In the present case the circumstances are almost on all fours. I have not been given much case law on this matter by either counsel and I feel that the above dictum is dead on the point and I must follow it and do so.

Now in the present case, counsel faced with an ordeal he brought on himself, filed an application and, later, a new civil suit. Once his application failed, as it had to, he could only appeal again against the order refusing to reinstate the suit. This court, when it refused to set aside the order of dismissal of the suit acted regularly as it could not pass any other order. It had no authority to do so. It was not for instance intimated that the suit was dismissed under Order15 rule 3, 5 or 6 of the Civil Procedure Rules as such to draw in the inherent power of Court when applying for the suit to be reinstated. The dismissal of that application anyway stands in my way and at the same time this appears to be a case which in effect has consequences similar to a dismissal of a suit under Order 9 rule 19 where no fresh suit may be instituted. Lugobe v Barclays Bank (1973) I ULR 86. It is a case where the plaintiff had to go to the Court of Appeal to set aside the decree dismissing his case under Order 15 rule 4 of the Civil Procedure Rules. It is unfortunate that each time the plaintiff acted though the unfortunate medium of the counsel he chose in these cases. The more recent advocates have in my view made more serious blunders four or more times. The first is when they made their ill fated application to set a side the dismissal order without leave or improperly. The second when they failed to pursue the correct line of setting a side the decree and or accessing the Court of Appeal. The third when the dismissal of their application was left unchallenged and the fourth when they filed a new suit. The fifth perhaps is their failure to effectively controvert this application by filing an affidavit in reply and providing more information on the earlier applications and on the proceedings in the earlier suit.

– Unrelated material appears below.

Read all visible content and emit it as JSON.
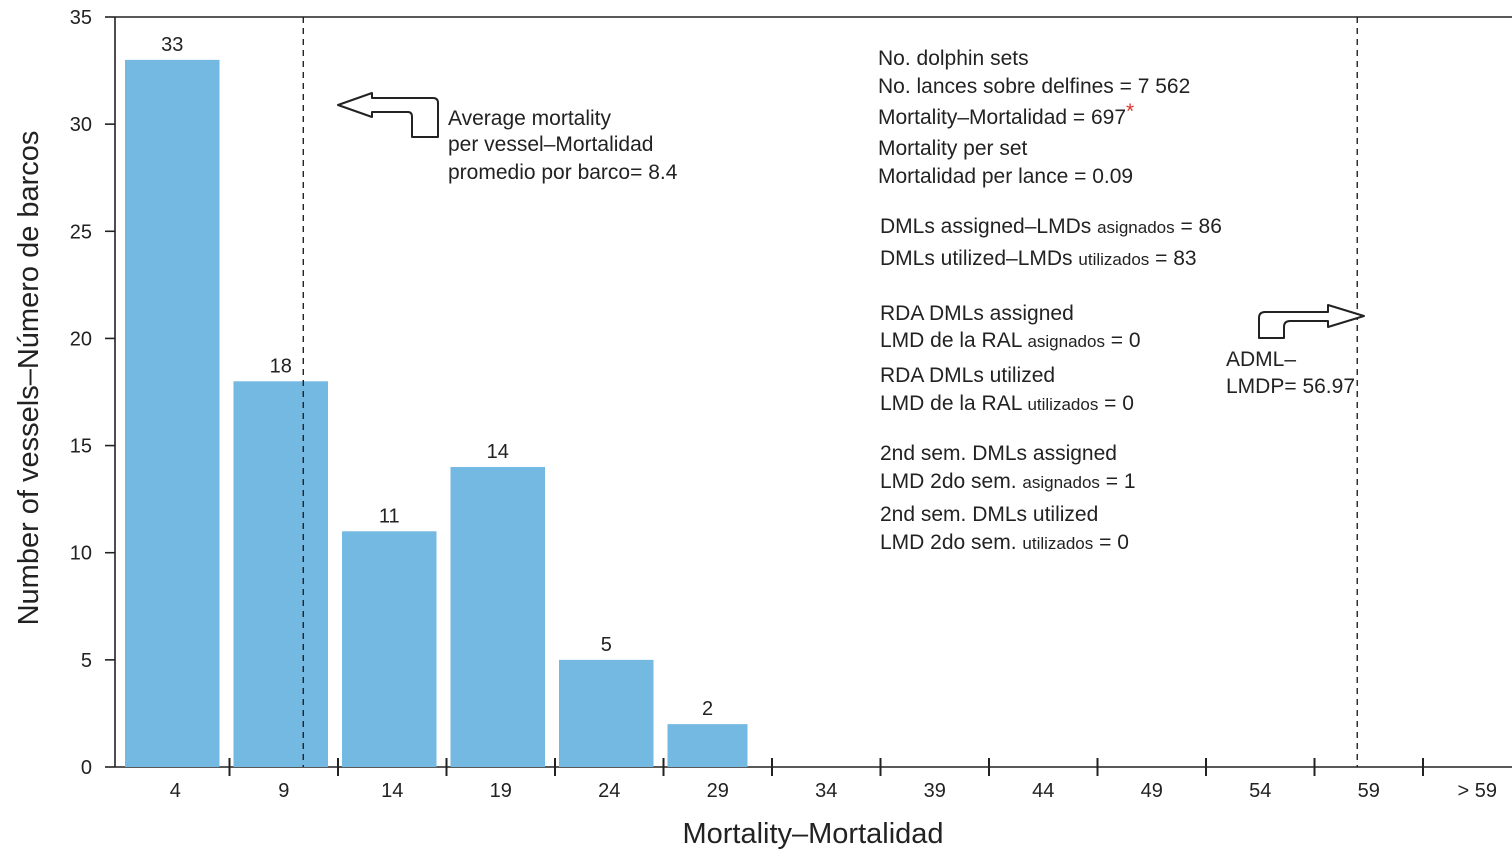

It is my understand that if the suit had been dismissed under the provisions of Order 15 rule 6 then a new suit could be filed as this is a special provision but which does not apply in respect of dismissals under rules 3 and 4 of that Order or Order 9 rules 19 and 20. See Rawal v The Mombasa Hardware (1968) EA 392.

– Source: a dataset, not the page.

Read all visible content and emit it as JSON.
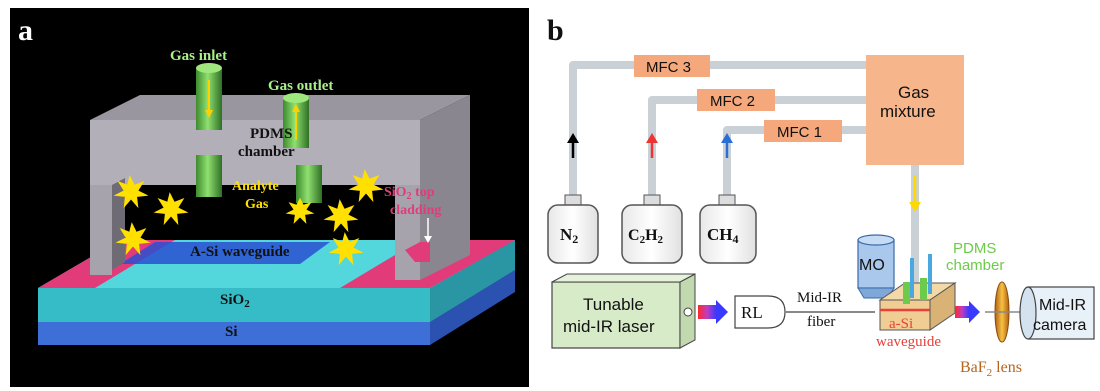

If the suit had been dismissed under Order 15 rule 3 then this could result in an order and not a decree which would have been applicable as of right in like manner as an application made under Order 9 rule 20 to set aside a suit dismissed under Order 9 rule 19. See: Camille v Merali (1968) EA 314. If the suit had been dismissed under Order15 rule 3 this would result in an order only and not a judgment and decree. But being a decision in the suit, the reason being that the plaintiff who was present could not prosecute the suit, a judgment with reasons and a decree resulted necessitating leave of Court to appeal to the Court of Appeal. Rather than doing this, the respondent/plaintiffs new advocates rushed into the wrong procedure and got trapped into more procedural webs. When they got strangulated they simply filed a new case. I do not think this is proper and for this reason I will allow this application and strike out the new Civil suit 1264 of 1999. No costs are ordered as the applicant filed a defective affidavit and I ought to dismiss his therefore defective application on the authority of Teddy Namazzi v Anne Sibo [1986] HCB 58 where the affidavit like in this case was fatally defective for failing to indicate or bear the date on which the oath was taken contrary to the provisions of Section 8 of the Oaths Act. No order is also made in respect of costs in the civil Suit I have struck out but the hapless plaintiff in those failed suits may extract his remedy from his counsel personally in my view.